Attempting to make its finances more transparent to comply with anti-terrorism and anti-money-laundering regulation, the Vatican has put its trust in bank chairman Ettore Gotti Tedeschi who told RAI television that he was “humiliated and mortified” by the news of the authorities’ probe.
A Vatican statement said, “The Holy see is perplexed and surprised by the initiatives of the Rome prosecutors, considering the data necessary is already available at the Bank of Italy.”
Over a year ago, news reports were circulating about Italian investigators scrutinizing millions of dollars (euros) of the Vatican’s bank transactions to determine if they were violating money-laundering regulations.
According to reports, Tuesday the police had seized money from the Vatican bank account at the Rome branch of Credito Artigiano Spa due to the bank neglecting to tell financial authorities where $26 million heading to JP Morgan in Frankfurt and Banco del Funcino had come from.

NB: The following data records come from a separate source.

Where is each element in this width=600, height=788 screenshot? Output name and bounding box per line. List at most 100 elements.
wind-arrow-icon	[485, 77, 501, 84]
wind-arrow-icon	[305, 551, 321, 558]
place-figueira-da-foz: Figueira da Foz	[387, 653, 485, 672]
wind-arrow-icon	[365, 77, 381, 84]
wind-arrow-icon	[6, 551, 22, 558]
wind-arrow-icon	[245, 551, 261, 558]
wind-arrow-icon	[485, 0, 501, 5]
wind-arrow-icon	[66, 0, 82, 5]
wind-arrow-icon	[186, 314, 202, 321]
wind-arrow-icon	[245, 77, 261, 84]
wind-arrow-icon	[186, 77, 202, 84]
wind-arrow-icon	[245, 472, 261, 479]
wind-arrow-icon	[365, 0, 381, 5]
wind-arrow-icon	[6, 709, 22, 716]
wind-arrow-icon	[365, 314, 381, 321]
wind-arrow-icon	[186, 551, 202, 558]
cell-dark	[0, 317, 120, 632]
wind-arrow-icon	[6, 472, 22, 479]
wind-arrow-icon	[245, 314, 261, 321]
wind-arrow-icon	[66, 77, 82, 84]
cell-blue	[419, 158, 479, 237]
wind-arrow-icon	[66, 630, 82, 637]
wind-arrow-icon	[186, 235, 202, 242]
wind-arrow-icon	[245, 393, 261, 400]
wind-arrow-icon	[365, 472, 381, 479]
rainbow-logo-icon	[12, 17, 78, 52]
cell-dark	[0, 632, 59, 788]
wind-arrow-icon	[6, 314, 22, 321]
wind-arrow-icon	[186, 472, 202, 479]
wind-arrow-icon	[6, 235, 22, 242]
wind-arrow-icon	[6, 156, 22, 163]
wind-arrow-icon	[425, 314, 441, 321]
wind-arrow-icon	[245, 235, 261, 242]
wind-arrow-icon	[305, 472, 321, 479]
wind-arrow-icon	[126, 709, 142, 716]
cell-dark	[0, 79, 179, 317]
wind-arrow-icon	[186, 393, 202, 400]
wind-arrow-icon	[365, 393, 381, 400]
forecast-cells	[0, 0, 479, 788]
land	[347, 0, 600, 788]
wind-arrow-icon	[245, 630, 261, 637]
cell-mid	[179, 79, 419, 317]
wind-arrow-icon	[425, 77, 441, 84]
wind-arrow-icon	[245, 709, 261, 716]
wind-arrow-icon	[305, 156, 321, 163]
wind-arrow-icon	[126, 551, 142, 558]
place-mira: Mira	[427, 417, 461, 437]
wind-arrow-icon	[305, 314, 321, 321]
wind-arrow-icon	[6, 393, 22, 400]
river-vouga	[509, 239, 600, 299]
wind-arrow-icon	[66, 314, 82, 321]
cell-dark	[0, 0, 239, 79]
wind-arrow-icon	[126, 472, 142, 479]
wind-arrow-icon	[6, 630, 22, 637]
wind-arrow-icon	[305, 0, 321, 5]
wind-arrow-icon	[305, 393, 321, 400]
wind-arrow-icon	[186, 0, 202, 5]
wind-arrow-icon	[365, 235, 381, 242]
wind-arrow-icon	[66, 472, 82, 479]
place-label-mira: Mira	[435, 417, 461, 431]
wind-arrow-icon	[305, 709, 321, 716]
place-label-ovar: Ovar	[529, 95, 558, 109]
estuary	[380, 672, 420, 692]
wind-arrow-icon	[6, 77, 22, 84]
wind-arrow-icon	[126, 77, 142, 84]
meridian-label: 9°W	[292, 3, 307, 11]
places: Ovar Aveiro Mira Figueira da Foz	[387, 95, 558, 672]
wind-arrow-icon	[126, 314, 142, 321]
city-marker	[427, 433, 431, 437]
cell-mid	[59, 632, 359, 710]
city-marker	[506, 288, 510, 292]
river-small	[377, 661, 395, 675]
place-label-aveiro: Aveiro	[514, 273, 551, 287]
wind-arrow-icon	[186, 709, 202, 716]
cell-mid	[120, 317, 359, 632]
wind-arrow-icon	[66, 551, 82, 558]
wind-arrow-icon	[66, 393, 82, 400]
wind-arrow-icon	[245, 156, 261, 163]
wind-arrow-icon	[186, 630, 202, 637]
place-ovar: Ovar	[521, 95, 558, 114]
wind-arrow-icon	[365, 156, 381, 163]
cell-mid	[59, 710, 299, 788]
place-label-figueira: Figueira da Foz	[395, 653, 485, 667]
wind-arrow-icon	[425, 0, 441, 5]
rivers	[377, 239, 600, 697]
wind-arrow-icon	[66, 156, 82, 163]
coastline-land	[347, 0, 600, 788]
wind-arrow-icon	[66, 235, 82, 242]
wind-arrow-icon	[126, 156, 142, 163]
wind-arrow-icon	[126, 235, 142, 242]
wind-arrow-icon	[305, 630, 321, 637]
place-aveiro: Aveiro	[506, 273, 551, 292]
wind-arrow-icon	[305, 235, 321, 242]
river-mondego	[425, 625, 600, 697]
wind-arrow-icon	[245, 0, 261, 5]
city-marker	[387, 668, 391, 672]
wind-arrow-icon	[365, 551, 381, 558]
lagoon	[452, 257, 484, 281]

Vatican representatives are not strangers to controversy. In the 1980s, the Vatican bank was implicated in a scandal over the collapse of Roberto Calvi’s Banco Ambrosiano in one of Italy’s largest fraud cases. Following the disappearance of $1.3 billion in loans Banco Ambrosiano had made to several dummy companies in Latin America, it was discovered the Vatican bank provided letters of credit for the loans. At the time, the Vatican bank agreed to pay $250 million to Ambrosiano’s creditors, though denying any wrongdoing. Authorities later found Calvi (dubbed “God’s Banker”) hanging from Blackfriars Bridge in London under circumstances that are still a mystery. After Calvi’s family refused to believe he had committed suicide and pressed police to investigate further, five defendants were charged with murder, tried, and ultimately acquitted in 2007.
Last year, a U.S. appeals court dismissed a lawsuit against the Vatican bank filed by Holocaust survivors. The survivors from Croatia, Ukraine and Yugoslavia alleged the Vatican had accepted millions of dollars of their valuables stolen by Nazi sympathizers. The court said the bank was immune from such a lawsuit under the 1976 Foreign Sovereign Immunities Act, which protects foreign countries from being sued in United States courts.
The Vatican’s statement Tuesday said it was working to join the “white list” of the Organization for Economic Cooperation and Development, which attempts to keep tabs on financial openness on the exchange of tax information.
The Vatican bank, located in a tower just inside the gates of Vatican City, is not a typical bank, as its mission is to manage assets destined for religious works or works of charity, as well as manage ATMs inside the city and the pension system for the Vatican’s thousands of employees. The bank is not open to the public, and deposits are generally limited to religious orders, people who transfer money for the pope’s charities, and Vatican employees.